14] The next question would be, whether the
permanent disability of 34 % could also be equally
linked to the loss of earning capacity in the present case
or not. According to the Tribunal, it cannot be equally
linked and there has to be a practical view taken of the
whole issue. Accordingly, the Tribunal found that the
loss of earning capacity was only to the extent of 20 %
and this has been determined by the Tribunal by doing
some guess work. I could not find any reference point for
making such guess work by the Tribunal. Nevertheless,
what is more important now is the fact that such
reduction in the percentage of the loss of earning
capacity has not been challenged by the respondent
no.1. That apart, on a closer scrutiny of evidence, I am
able to discover a faint hint in this regard. It is about the
ability of respondent no.1 to perform at least some of the
tasks by using his left arm. If this is the case, one may as
(Judgment) 1209 FA 698-2017 14/15
well say, the reduction in earning capacity here is not
coextensive with percentage of permanent disability and
the reduction in earning capacity could be about half of
the percentage of disability, which by rounding off
exercise, would come to 20%. I think these could be
reasons enough for us to uphold the finding recorded by
the Tribunal to the effect that so far as loss of earning
capacity is concerned, it is only to the extent of 20%.

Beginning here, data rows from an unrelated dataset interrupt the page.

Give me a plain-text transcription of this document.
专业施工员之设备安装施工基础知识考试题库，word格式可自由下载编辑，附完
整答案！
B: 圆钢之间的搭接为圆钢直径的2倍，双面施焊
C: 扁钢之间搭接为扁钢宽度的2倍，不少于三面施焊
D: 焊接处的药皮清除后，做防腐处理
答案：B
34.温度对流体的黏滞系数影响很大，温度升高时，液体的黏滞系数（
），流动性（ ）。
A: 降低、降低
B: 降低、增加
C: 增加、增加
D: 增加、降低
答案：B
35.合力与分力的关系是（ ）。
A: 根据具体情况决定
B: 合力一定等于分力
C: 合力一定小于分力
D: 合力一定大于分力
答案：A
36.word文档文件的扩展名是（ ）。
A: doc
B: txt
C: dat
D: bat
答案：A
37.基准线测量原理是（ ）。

Once this is done, I do not think that the calculations
carried out by the Tribunal in determining the final
amount of compensation, payable to the respondent
no.1, could be found to be erroneous.
15] In the circumstances, I am of the opinion that
the final amount of compensation awarded by the
Tribunal to the respondent no.1, is just and proper.
There is no scope for making interference in the
impugned award. Second point is answered in the
affirmative.
16] Thus, I find no merit in the appeal. It
deserves to be dismissed.
(Judgment) 1209 FA 698-2017 15/15
17] Appeal stands dismissed.
18] Parties to bear their own costs.